The book's Introduction contains a manifesto of sorts:
"The philosophizing found in this work both rests upon and illustrates an important general thesis about rationality. Briefly stated, this thesis is that philosophy is a transcultural human activity, which in all essentials operates within the same conventions and by the same norms in all cultures. These are, broadly speaking, the conventions and norms which demarcate what in the West has sometimes been called `rationality.' . . . Instead, the presence of attempts at critical assessment of the arguments and conclusions of the sources with which I deal in this work, are best understood as an attempt to provide some indirect evidence for the truth of the thesis that rationally grounded normative discourse is an appropriate tool for undertaking the activity of cross-cultural philosophizing."
As Griffiths recognizes, this "this is not an uncontroversial view."

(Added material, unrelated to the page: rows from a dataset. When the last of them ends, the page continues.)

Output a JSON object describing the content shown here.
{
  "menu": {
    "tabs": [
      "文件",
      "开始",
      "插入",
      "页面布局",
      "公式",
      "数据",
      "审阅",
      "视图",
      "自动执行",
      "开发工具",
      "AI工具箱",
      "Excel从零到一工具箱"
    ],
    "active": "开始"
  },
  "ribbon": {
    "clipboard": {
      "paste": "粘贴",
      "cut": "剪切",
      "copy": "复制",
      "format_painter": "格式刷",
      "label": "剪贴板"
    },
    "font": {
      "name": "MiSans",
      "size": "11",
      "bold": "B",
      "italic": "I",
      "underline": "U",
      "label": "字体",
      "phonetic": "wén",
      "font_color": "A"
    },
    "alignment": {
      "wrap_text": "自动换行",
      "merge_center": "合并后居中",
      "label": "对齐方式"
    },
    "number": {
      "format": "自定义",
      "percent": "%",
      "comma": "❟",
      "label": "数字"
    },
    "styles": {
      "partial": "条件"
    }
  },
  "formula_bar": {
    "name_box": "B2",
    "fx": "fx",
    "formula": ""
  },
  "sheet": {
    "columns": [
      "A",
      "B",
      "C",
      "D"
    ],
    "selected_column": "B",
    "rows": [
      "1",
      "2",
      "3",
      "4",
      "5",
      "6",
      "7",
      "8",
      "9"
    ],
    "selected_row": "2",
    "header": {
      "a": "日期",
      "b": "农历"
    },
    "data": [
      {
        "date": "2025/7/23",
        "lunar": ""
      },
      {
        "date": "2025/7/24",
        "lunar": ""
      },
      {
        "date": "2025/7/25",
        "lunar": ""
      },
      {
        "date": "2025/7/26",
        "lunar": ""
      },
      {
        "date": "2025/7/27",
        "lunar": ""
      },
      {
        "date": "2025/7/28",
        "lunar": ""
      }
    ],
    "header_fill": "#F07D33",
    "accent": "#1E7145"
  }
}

The body of the book consists of four chapters. In the first three chapters Griffiths examines the controversies surrounding cessation in several Buddhists schools and authors: the Theravada, chiefly in the writings of Buddhaghosa; the Vaibhasika (Sautrantika) school, chiefly in the Abhidharmakosa; and the Yogacara school. For each, he summarizes the relevant texts, and extracts the doctrinal controversies to be found therein, with numerous astute observations on how problems of interpretation, both among traditional commentators and the contemporary reader, bear upon those controversies. These are perhaps the most valuable parts of the book for the reader who wants to learn more about the development of Buddhist doctrine through the commentarial history. Each chapter concludes with a formal analysis of the philosophical controversy that Griffiths has identified in the textual tradition, along with some remarks on the philosophical problems involved.

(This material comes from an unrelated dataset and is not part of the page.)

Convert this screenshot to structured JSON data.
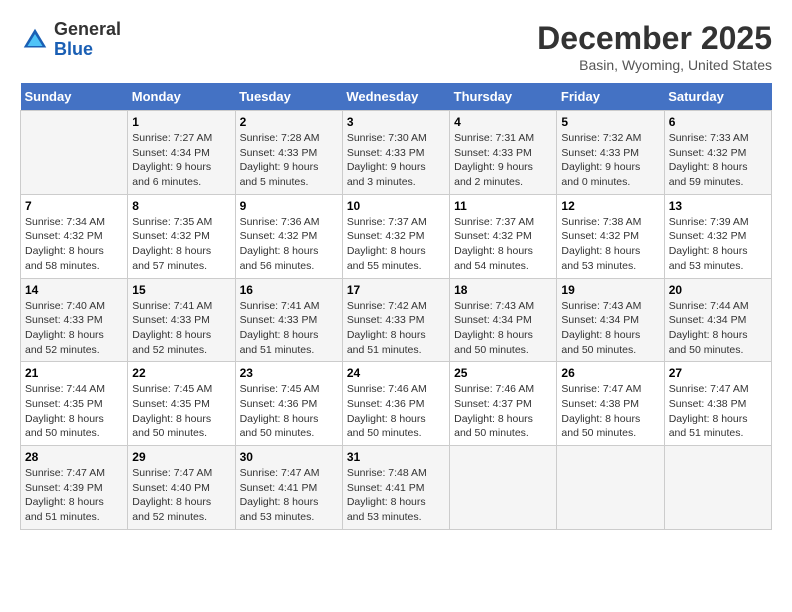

The final chapter of is quite brief. Griffiths' conclusion is that the Buddhist philosophy of mind is a "non-substantivist event-based interactionist psycho-physical dualism."It is valuable to have this explicit formulation of the Buddhist position in terms of contemporary philosophy of mind. I do not see, though, that that formulation is a result of Griffiths'study; indeed, it is just as much a presupposition of his investigation as a conclusion. Griffiths demonstrates in practice that the three propositions in question are adequate interpretative hypotheses for understanding the Buddhist text under consideration, in the sense that they are consistent with the most plausible analyses of those texts. He does not, however, show that the argumentative purpose of those texts, in their original contexts, were to establish a view such as that he describes. He does not show that they were formulated in response to other views on the same topic that differed in significant ways (for example, parallelist or epiphenomenalist views), or that such views have sufficient strength as alternative hypotheses to make these particular texts and arguments valid test cases of Griffiths' interpretation.
Moreover, given that none of those the three conclusions should be particularly controversial to those acquainted with the subject matter. I do not see that he does much to advance the reader's understanding of the mind/body problem. Those acquainted with contemporary discussions of the philosophy of mind in Western traditions will find his treatment cursory and unsatisfactory.